Last month, Amber Beard tested out and wrote about a new Covid-19 tracking app that the UK government was trialing on the Isle of Wight.

Beard explained how the app, named NHS Covid-19, was initially met with enthusiasm by residents and that a reported 65% downloaded it. 

However, NHS Covid-19 — which used Bluetooth technology to collect data from phones — raised concerns among privacy advocates and experts, who said it did not allow users enough control over how their data was shared and stored. 

The app used a so-called centralized approach, that enabled the collection of information in a central database, to which law enforcement and intelligence agencies could potentially gain access. 

According to Gus Hosein, executive director at Privacy International, which has been monitoring coronavirus tracking apps, there is no information as to whether data was being stored centrally or what was being done with it.

“When the government embarked on their app, the app was necessary. The government was failing at containment, was failing at testing, and had no tracing initiatives. So the app was being asked to do the impossible: track our interactions that we don’t remember, in the absence of a real contact tracing process; help us identify to others if we feel unwell, in the absence of a test; and require others to isolate in the absence of government leadership on quarantining. No app could do all of this,” said Hosein, via email.

After over a month on trial and $13.5m in costs, the UK government decided to withdraw the app. One of the reasons cited was the app’s poor performance with iPhones, owing to incompatibility with Apple’s iOS operating system. 

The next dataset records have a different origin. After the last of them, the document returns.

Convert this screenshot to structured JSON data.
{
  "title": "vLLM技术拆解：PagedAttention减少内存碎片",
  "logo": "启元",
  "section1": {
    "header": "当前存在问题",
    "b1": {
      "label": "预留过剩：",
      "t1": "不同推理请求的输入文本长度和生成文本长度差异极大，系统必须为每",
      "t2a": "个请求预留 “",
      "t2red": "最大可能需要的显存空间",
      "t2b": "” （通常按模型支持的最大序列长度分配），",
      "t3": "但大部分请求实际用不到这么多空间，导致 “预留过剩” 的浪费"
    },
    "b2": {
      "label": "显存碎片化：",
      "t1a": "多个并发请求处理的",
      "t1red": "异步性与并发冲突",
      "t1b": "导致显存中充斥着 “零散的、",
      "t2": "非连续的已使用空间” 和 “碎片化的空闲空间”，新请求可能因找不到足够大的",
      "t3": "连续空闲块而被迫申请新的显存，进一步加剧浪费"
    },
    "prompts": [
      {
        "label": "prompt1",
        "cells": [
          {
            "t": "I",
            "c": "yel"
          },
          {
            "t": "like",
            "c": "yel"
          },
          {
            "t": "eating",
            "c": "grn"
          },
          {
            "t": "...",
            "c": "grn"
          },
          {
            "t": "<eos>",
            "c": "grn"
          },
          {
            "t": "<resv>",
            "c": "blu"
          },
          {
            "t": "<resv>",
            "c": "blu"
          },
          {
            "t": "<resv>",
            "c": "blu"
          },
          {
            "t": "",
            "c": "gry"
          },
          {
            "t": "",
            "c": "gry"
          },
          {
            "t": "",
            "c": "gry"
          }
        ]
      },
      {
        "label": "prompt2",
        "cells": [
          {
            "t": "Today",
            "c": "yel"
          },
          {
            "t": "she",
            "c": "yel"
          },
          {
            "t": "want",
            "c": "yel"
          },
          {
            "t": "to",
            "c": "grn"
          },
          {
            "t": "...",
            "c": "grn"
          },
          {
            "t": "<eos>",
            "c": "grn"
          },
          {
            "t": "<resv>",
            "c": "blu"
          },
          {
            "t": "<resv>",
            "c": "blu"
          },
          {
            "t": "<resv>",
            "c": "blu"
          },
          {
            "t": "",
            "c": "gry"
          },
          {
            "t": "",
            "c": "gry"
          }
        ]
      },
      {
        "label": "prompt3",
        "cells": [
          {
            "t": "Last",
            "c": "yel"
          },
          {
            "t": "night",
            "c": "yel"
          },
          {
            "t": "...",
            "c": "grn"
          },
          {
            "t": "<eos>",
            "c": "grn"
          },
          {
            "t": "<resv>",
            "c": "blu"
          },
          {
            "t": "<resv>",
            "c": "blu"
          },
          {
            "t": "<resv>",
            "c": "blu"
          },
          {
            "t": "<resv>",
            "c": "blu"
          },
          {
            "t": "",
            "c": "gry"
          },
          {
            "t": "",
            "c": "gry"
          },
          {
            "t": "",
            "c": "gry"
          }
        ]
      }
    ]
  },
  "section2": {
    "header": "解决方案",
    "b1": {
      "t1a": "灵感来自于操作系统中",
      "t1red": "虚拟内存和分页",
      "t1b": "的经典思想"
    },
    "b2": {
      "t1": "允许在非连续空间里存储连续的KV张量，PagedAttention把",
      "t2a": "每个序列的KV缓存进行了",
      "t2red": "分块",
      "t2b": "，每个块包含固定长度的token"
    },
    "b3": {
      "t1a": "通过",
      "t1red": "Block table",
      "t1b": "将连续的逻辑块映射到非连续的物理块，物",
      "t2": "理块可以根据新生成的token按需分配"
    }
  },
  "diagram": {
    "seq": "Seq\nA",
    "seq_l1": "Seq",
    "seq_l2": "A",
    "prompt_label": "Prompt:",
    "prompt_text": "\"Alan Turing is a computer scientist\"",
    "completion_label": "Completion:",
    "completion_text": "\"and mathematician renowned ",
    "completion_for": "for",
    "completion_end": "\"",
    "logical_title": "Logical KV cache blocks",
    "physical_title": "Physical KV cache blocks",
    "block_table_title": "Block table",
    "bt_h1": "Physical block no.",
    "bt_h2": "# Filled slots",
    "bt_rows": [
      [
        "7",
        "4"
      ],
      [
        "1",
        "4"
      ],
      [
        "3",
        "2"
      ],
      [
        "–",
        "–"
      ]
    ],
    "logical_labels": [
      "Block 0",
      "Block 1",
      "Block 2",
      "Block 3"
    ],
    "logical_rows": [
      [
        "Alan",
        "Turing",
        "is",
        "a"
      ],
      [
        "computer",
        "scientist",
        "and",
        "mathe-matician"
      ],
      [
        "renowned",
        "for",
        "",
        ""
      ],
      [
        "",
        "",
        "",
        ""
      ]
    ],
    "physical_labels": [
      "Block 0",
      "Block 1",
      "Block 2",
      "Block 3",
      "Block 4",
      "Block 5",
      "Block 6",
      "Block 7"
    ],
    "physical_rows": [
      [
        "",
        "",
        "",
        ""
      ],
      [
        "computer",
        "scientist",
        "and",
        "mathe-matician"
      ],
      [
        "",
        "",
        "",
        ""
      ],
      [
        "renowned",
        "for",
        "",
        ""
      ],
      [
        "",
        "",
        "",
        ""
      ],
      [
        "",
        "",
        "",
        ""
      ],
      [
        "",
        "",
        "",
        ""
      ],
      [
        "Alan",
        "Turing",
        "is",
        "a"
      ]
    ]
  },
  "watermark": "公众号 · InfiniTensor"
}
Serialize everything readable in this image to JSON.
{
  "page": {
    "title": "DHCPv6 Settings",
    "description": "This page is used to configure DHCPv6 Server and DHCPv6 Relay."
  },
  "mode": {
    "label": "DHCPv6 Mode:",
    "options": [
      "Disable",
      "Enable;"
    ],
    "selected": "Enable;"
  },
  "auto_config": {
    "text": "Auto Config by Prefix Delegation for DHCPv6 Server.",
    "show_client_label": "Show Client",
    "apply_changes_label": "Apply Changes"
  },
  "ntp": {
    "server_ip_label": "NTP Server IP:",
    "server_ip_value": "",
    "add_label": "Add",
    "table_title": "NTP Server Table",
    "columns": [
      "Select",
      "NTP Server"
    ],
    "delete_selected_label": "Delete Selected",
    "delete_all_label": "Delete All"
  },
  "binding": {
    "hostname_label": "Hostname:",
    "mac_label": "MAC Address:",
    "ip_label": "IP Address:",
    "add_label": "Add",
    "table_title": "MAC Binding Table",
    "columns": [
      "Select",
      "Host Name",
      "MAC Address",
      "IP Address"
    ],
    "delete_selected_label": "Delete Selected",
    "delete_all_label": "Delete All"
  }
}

Now, the UK government has decided to develop a new app that could be more compatible with systems designed by Apple and Google. The new app is to run with a so-called decentralized approach, which is considered to be less invasive to privacy, allowing officials less access to user data. 

Coda Story has covered how Covid-19 apps have invoked privacy concerns in other European countries such as Italy and Germany, both of which have switched to decentralized apps after initially following a centralized model, similar to that used by NHS Covid-19. Our reporters have also looked into the implications of tracking apps in Pakistan and India.